Faylita Hicks

Photo by Ruvan Wijesooriya
Faylita Hicks (she/they) is a poet, interdisciplinary artist, and cultural strategist working at the intersection of spirituality, justice, and creative practice. Hicks was born in south-central California, raised in central Texas, and is now based in Chicago. They are the former editor and chief of Black Femme Collective and Borderlands: Texas Poetry Review.

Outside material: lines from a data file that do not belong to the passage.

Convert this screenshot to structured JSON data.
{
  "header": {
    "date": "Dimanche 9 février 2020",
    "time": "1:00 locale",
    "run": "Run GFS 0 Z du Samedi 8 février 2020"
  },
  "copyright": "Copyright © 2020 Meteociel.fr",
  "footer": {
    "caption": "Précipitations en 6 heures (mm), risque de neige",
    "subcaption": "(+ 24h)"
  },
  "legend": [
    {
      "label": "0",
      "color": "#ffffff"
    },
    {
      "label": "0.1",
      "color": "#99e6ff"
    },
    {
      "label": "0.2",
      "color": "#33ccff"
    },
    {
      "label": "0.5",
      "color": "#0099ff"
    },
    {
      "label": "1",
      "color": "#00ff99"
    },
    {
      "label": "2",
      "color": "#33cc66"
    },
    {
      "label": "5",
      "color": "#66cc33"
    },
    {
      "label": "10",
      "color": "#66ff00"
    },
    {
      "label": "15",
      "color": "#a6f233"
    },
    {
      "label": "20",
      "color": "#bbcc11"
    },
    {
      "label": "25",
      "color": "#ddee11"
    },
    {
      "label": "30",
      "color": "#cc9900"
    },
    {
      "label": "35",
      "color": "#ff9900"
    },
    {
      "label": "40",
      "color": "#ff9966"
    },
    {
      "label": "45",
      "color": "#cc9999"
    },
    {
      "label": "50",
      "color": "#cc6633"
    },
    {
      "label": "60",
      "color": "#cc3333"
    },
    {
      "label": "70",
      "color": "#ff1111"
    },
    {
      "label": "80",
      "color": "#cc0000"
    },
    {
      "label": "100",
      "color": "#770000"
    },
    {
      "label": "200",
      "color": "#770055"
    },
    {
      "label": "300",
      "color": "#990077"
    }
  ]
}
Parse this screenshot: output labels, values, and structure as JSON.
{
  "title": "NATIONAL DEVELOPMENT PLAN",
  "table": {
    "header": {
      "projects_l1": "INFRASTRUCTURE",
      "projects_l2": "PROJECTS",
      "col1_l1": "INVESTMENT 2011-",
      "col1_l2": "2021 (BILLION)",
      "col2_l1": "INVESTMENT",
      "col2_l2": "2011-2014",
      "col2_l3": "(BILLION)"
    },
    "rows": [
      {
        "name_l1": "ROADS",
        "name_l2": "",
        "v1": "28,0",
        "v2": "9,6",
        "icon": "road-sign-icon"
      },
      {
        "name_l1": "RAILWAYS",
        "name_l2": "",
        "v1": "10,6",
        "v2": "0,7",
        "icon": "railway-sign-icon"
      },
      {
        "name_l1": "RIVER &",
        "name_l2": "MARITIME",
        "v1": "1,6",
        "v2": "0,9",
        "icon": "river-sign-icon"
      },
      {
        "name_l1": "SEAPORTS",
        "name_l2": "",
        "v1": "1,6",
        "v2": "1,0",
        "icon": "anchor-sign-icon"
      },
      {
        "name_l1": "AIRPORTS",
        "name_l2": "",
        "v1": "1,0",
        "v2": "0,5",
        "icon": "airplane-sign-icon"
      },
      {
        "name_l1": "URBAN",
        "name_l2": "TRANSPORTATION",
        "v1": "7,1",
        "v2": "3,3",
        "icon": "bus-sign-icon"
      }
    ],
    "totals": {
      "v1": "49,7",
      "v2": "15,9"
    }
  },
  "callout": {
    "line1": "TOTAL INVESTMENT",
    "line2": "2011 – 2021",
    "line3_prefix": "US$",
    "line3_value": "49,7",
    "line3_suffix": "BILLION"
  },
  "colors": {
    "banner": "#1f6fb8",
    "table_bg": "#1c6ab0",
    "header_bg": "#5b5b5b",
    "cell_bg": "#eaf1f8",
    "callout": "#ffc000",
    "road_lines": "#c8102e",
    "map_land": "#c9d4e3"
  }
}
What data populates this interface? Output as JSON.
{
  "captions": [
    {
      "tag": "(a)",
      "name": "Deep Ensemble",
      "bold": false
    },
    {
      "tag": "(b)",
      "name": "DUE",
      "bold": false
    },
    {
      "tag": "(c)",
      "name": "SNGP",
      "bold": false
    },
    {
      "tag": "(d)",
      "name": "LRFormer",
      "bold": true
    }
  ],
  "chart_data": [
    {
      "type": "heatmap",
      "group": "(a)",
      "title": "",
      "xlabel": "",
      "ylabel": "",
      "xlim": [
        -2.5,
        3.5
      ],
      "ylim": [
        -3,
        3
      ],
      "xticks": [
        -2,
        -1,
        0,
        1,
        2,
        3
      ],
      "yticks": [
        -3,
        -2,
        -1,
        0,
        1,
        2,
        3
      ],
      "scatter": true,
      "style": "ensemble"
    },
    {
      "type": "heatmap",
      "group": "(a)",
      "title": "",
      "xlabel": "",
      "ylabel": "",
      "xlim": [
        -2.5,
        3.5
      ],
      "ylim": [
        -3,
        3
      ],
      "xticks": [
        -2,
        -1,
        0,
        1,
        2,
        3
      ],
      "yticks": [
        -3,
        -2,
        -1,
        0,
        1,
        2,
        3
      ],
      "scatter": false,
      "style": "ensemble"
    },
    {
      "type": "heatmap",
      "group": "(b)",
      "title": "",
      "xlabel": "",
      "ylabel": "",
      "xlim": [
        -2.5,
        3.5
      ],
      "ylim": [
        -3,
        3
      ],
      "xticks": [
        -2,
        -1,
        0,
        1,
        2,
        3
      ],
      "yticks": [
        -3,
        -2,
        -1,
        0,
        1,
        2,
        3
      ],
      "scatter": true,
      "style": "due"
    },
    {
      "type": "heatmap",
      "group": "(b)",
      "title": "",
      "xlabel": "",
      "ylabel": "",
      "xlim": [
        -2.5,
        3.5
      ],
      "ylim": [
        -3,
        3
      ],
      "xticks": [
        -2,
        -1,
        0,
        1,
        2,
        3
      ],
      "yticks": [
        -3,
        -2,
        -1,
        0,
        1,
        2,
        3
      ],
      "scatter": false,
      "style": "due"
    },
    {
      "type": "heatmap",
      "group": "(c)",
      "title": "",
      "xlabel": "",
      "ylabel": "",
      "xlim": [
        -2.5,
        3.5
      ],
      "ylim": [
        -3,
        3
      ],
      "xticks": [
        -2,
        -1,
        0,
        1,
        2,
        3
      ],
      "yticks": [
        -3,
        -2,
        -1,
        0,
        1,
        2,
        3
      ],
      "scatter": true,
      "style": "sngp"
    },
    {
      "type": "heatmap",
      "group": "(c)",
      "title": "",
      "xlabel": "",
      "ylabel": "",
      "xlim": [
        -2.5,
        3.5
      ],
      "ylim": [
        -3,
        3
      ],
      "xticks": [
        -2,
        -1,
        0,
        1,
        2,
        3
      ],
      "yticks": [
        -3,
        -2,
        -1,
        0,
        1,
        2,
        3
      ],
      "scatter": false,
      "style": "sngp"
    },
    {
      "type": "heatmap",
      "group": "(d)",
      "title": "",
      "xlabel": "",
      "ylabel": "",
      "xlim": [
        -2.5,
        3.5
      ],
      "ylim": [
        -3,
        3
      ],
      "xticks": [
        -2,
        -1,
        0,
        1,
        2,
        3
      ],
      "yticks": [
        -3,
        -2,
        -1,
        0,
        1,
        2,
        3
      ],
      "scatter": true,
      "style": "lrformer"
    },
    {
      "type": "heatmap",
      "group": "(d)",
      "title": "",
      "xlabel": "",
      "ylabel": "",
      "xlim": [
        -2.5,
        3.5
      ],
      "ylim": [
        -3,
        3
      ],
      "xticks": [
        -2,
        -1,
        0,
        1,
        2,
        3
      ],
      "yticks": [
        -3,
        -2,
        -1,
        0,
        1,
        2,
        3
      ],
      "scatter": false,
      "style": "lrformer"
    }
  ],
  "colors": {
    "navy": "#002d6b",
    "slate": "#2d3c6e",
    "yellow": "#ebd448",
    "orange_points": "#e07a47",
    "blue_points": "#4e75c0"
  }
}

Hicks is the author of A Map of My Want (Haymarket Books, 2024), winner of the 2025 Midwest Book Award in the general Poetry category, and HoodWitch (Acre Books, 2019), a finalist for the 2020 Lambda Literary Award for Bisexual Poetry, the 2019 Julie Suk Award, and the 2019 Balcones Poetry Prize. Their poetry, essays, and interviews have been published in the Academy of American Poets’ Poem-A-Day newsletter, The Adroit Journal, The American Poetry Review, AfroPunk, Ecotone, Foglifter, The Kenyon Review, Poetry magazine, and other publications. Their work has been anthologized in Poemhood: Our Black Revival (HarperCollins, 2024), Mid/South Sonnets (Belle Pointe Press, 2023), The Long Devotion: Poets Writing Motherhood (University of Georgia Press, 2022), and When There Are Nine (Moon Tide Press, 2022)
Hicks is the recipient of support from the Art for Justice Fund, the Black Mountain Institute, the Broadway Advocacy Coalition, the Civil Rights Corps, Lambda Literary, the Texas After Violence Project, Tin House, and the Right of Return USA. Hicks’s sixth spoken word album, A New Name for My Love, was released independently in 2021 in support of the #EndTheException campaign led by Worth Rises. They is an inaugural member of the Center for Art and Advocacy, which supports previously incarcerated emerging and established writers and artists from around the United States.